Producer<Integer, User> producer = new KafkaProducer<>(producerProps); User u = new User("user3", "User, Third", 0L); producer.send(new ProducerRecord<>(TOPIC, 42, u)).get();
Configuring the consumer
We set up a consumer in a quite similar way. After some general configuration
Map<String, Object> consumerProps = new HashMap<>(); consumerProps.put(ConsumerConfig.BOOTSTRAP_SERVERS_CONFIG, KAFKA_CLUSTER); consumerProps.put(ConsumerConfig.GROUP_ID_CONFIG, "user_reader_group"); consumerProps.put(ConsumerConfig.KEY_DESERIALIZER_CLASS_CONFIG, IntegerDeserializer.class.getName());
we specify our Deserializer
and the class it will read. We use a different version of the class: User2
.
consumerProps.put(ConsumerConfig.VALUE_DESERIALIZER_CLASS_CONFIG, KafkaSpecificRecordDeserializer.class.getName()); consumerProps.put(KafkaSpecificRecordDeserializer.VALUE_RECORD_CLASSNAME, User2.class.getName());
Then we need to set up the Schema provider just like we did above.
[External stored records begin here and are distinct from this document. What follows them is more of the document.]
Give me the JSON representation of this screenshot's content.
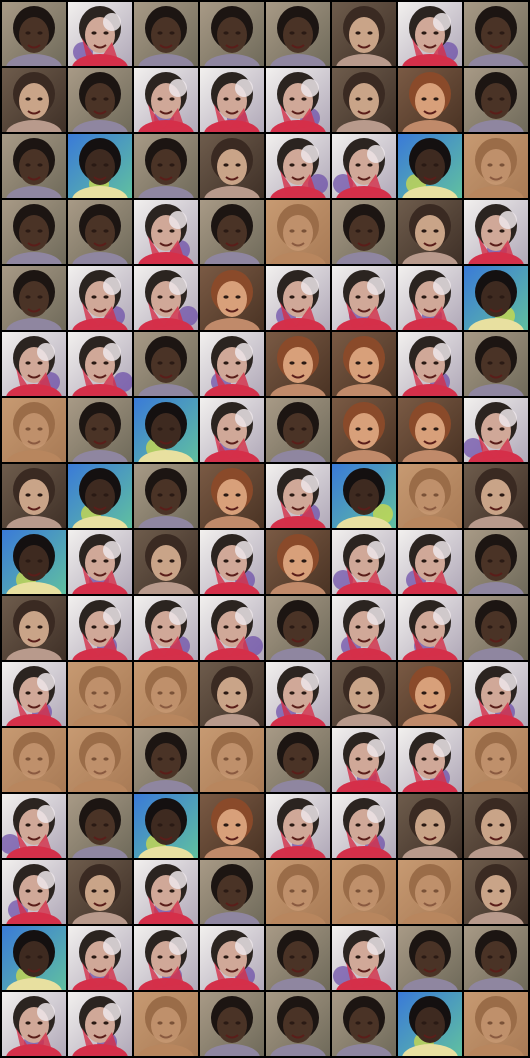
{
  "grid": {
    "rows": 16,
    "cols": 8,
    "palette": {
      "dark": {
        "bg1": "#a89a86",
        "bg2": "#6f6a5a",
        "skin": "#4a3326",
        "hair": "#1c1512",
        "shirt": "#8f86a0"
      },
      "light": {
        "bg1": "#6e5c4c",
        "bg2": "#3f3027",
        "skin": "#c9a488",
        "hair": "#3a2a22",
        "shirt": "#b89a8c"
      },
      "redhair": {
        "bg1": "#7a5a44",
        "bg2": "#4a3324",
        "skin": "#d8a07a",
        "hair": "#8a4a2a",
        "shirt": "#c08a6a"
      },
      "color": {
        "bg1": "#f2f0ee",
        "bg2": "#b0a8b8",
        "skin": "#d0a898",
        "hair": "#2b2420",
        "shirt": "#d4304a",
        "accent": "#6a4aa8"
      },
      "blur": {
        "bg1": "#c79a72",
        "bg2": "#a87a55",
        "skin": "#c89a74",
        "hair": "#9a6c48",
        "shirt": "#b8865e"
      },
      "blue": {
        "bg1": "#3a7ad8",
        "bg2": "#60c0a0",
        "skin": "#3e2a20",
        "hair": "#141010",
        "shirt": "#e8e0a0",
        "accent": "#d8e040"
      }
    },
    "tiles": [
      "dark",
      "color",
      "dark",
      "dark",
      "dark",
      "light",
      "color",
      "dark",
      "light",
      "dark",
      "color",
      "color",
      "color",
      "light",
      "redhair",
      "dark",
      "dark",
      "blue",
      "dark",
      "light",
      "color",
      "color",
      "blue",
      "blur",
      "dark",
      "dark",
      "color",
      "dark",
      "blur",
      "dark",
      "light",
      "color",
      "dark",
      "color",
      "color",
      "redhair",
      "color",
      "color",
      "color",
      "blue",
      "color",
      "color",
      "dark",
      "color",
      "redhair",
      "redhair",
      "color",
      "dark",
      "blur",
      "dark",
      "blue",
      "color",
      "dark",
      "redhair",
      "redhair",
      "color",
      "light",
      "blue",
      "dark",
      "redhair",
      "color",
      "blue",
      "blur",
      "light",
      "blue",
      "color",
      "light",
      "color",
      "redhair",
      "color",
      "color",
      "dark",
      "light",
      "color",
      "color",
      "color",
      "dark",
      "color",
      "color",
      "dark",
      "color",
      "blur",
      "blur",
      "light",
      "color",
      "light",
      "redhair",
      "color",
      "blur",
      "blur",
      "dark",
      "blur",
      "dark",
      "color",
      "color",
      "blur",
      "color",
      "dark",
      "blue",
      "redhair",
      "color",
      "color",
      "light",
      "light",
      "color",
      "light",
      "color",
      "dark",
      "blur",
      "blur",
      "blur",
      "light",
      "blue",
      "color",
      "color",
      "color",
      "dark",
      "color",
      "dark",
      "dark",
      "color",
      "color",
      "blur",
      "dark",
      "dark",
      "dark",
      "blue",
      "blur"
    ]
  }
}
consumerProps.put(SchemaUtils.SCHEMA_PROVIDER_FACTORY_CONFIG, KafkaTopicSchemaProviderFactory.class.getName()); consumerProps.put(KafkaTopicSchemaProvider.SCHEMA_TOPIC_NAME_CONF, SCHEMAPROVIDER_TOPIC_NAME); consumerProps.put(KafkaTopicSchemaProvider.SCHEMA_PROVIDER_CONF_PREFIX + CommonClientConfigs.BOOTSTRAP_SERVERS_CONFIG, KAFKA_CLUSTER);
With this configuration, we can set up a consumer and start polling for records.
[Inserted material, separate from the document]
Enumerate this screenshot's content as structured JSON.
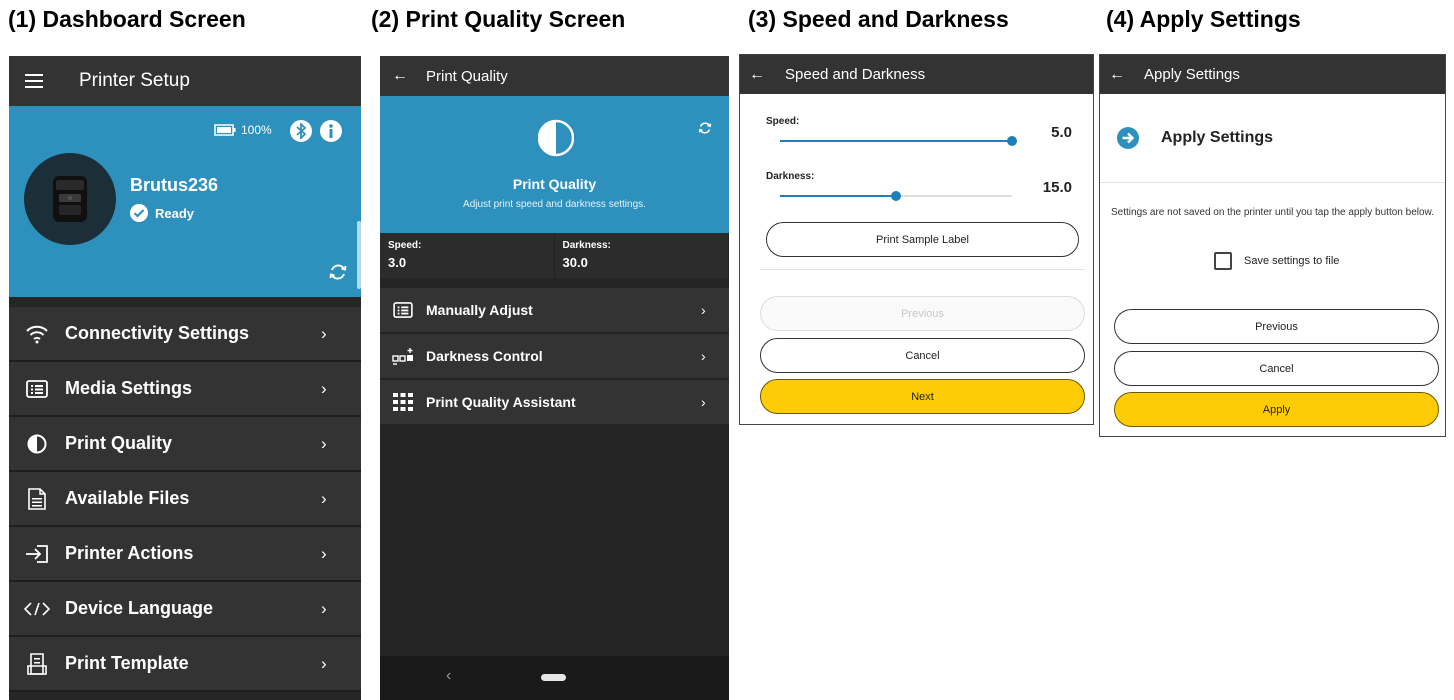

KafkaConsumer<Integer, User2> consumer = new KafkaConsumer<>(consumerProps); consumer.subscribe(Collections.singletonList(TOPIC)); while(true) { consumer.poll(1000).forEach(record -> { User2 u = record.value(); System.out.println(u); }); }
Conclusion
We have shown how Avro can be used in conjunction with Kafka to track evolving versions of schema over time. In situations where the entire lifespan of data is managed by different groups, this technique provides a clean way to allow each such managing group to use schemas to manage the data evolution handoff.
The code for this blog post can be found in Cloudera’s kafka-examples Github repository.